Inevitably, the presentation did not go well.
In the end, my thesis advisor (who had seen the process from the beginning of the semester) asked about missing an old drawing and why I did not present it.
There were similar moments of confusion, indecision, or even wrong decisions as the thesis progressed throughout the semesters.
Whenever I started questioning the project, I began to question everything else along with it: ideas, working methods, process…Is this the right idea or strategy…am I going in the right direction? Is there a right direction? Etc.
When my thesis advisor learned that I decided to abandon the part of work I had been doing at the last minute, he simply said, “a gutsy move, but I wish you trusted yourself more.”
What does working on a thesis have to do with trusting myself?
Over the years, I recognized the true meaning of what he said on that fateful day. In fact, I would say it a little differently: trust the process.
I wish I had kept digging deeper into my original idea instead of starting something new in the face of questions or, worse, no answers.
I wish I trusted MY process.
The thesis project in design education is significant.

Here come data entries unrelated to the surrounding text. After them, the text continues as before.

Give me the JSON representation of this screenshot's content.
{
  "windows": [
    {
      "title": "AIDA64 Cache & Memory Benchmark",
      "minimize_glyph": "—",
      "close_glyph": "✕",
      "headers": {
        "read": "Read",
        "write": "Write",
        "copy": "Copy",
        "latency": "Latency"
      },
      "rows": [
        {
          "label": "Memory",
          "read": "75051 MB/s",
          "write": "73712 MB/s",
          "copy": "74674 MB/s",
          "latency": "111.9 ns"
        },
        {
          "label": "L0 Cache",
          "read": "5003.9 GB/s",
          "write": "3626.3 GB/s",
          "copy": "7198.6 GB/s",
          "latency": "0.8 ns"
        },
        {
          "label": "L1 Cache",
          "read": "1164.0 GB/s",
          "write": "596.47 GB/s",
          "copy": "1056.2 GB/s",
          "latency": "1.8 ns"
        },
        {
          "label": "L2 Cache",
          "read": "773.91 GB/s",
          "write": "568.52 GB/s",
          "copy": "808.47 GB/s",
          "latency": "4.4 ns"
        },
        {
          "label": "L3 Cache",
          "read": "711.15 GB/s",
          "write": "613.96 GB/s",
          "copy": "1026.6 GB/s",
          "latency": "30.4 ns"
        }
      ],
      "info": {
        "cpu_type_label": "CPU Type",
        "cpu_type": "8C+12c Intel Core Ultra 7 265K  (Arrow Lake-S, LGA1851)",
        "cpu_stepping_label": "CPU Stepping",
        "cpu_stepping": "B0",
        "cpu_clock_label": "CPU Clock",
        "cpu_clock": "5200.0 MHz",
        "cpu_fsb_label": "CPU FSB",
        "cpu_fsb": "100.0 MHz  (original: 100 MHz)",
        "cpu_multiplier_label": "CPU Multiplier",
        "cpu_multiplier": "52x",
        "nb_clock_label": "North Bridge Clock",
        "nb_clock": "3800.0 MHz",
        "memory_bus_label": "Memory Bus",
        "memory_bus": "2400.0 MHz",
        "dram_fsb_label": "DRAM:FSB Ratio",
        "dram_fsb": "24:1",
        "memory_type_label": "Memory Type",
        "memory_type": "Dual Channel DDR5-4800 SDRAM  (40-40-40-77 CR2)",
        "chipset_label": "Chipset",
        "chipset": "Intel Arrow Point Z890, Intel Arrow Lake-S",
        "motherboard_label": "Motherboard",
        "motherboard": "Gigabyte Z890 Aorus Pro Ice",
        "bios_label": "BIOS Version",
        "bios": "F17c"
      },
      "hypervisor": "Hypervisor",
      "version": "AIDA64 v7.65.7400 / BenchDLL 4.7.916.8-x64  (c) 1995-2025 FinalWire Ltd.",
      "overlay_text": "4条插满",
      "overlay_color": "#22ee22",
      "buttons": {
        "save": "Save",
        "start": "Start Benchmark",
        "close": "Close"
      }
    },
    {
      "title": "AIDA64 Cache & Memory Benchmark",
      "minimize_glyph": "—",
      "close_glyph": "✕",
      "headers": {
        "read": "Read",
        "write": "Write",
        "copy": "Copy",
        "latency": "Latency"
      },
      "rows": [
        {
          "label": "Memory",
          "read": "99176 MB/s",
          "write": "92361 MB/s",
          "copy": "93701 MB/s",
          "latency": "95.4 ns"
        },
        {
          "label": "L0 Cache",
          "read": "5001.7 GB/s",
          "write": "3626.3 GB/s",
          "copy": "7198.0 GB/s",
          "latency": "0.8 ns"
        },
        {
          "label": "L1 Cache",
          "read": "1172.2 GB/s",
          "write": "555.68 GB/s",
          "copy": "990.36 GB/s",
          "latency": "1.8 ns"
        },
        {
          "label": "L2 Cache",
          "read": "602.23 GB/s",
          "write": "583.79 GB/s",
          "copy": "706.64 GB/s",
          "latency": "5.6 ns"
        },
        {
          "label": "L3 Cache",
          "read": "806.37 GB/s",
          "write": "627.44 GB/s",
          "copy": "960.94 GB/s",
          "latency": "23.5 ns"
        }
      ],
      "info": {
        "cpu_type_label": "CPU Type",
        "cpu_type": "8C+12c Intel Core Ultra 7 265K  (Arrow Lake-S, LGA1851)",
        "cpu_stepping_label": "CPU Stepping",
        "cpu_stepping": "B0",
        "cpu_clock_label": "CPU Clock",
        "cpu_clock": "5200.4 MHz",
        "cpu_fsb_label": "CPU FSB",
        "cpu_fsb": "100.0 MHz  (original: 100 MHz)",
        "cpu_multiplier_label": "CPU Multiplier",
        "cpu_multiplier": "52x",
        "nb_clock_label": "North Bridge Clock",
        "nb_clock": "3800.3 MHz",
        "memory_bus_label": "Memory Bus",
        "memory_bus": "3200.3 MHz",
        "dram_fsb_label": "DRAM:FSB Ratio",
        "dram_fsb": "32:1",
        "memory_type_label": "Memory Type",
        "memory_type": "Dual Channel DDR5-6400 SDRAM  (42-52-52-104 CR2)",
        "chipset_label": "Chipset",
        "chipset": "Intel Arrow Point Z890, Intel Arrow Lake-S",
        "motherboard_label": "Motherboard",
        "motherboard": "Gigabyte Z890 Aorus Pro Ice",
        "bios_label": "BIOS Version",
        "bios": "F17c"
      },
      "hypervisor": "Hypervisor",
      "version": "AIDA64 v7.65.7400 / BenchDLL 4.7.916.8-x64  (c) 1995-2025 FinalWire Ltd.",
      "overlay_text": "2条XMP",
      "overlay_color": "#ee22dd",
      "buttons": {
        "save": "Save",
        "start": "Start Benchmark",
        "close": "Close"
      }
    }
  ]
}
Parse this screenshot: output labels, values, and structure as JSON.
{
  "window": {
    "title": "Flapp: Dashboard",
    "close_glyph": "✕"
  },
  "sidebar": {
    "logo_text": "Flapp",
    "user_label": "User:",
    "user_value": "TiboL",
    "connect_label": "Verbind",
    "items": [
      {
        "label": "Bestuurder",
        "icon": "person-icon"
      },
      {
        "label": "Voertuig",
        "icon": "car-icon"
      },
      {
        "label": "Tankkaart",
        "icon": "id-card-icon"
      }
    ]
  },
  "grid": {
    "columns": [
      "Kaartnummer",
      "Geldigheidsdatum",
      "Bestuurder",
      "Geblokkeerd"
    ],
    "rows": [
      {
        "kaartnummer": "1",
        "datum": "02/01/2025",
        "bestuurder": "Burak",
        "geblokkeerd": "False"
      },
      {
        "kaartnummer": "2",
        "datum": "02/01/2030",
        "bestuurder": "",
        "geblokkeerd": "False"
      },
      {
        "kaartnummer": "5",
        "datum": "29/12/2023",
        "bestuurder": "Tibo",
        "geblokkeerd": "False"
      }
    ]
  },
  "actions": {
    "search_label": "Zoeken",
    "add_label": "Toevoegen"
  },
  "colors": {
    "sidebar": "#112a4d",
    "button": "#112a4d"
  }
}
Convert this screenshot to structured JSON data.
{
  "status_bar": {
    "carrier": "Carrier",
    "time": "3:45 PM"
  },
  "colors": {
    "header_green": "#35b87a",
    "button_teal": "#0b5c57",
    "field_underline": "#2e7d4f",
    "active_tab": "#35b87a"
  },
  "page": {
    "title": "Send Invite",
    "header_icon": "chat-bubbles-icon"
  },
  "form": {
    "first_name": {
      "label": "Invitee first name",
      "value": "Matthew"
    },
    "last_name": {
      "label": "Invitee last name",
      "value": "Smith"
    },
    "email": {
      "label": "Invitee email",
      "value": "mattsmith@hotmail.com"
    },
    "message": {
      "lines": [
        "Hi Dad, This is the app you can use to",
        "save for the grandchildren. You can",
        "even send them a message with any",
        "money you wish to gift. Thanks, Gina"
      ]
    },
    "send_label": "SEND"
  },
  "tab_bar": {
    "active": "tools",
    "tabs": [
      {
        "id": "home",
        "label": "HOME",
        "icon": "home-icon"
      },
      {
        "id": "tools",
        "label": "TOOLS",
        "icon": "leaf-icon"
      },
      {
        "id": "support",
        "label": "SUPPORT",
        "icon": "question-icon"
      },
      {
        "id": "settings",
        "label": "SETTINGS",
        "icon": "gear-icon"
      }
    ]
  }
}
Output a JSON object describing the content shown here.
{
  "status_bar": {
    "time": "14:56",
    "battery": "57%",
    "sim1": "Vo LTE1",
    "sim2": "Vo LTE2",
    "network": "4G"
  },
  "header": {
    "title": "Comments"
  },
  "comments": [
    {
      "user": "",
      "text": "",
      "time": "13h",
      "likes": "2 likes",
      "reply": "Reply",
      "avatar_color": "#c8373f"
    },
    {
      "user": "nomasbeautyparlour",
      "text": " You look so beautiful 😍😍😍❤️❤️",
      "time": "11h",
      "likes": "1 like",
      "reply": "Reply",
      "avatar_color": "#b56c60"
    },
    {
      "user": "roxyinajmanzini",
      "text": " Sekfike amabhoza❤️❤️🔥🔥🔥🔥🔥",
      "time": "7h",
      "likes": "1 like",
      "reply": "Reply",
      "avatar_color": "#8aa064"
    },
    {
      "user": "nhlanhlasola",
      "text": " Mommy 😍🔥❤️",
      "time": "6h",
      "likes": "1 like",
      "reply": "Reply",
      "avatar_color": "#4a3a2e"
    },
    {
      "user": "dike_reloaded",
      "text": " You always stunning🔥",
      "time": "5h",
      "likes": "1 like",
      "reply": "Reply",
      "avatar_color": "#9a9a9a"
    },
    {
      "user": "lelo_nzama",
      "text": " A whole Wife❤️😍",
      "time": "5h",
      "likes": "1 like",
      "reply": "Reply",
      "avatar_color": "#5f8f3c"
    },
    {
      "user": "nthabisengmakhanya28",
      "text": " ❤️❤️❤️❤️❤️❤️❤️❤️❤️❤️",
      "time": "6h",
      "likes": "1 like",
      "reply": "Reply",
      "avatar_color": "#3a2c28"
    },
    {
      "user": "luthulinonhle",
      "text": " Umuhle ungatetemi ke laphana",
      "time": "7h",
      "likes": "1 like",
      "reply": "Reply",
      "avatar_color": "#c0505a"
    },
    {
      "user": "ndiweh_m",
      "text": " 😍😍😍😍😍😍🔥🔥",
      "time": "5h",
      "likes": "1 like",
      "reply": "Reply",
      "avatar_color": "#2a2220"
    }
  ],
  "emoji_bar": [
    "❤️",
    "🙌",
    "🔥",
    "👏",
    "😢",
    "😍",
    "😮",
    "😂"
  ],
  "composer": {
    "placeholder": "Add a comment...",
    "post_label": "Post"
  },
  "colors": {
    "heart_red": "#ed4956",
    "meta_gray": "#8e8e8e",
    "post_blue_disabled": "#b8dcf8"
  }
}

It is a project to learn about who you are as a designer. It is the time to test your ideas and interests and develop your design views while gaining the necessary skill sets to support those varying topics.
As a practicing architect, I realize how rare the opportunity to work on YOUR project without the restrictions of many conflicting issues/interests for a designer.
I would suggest students have a bigger perspective in the face of “what is my thesis project” worries and challenges.
See this one-time project as an opportunity to showcase the one and only (hopefully more) project that entirely belongs to you.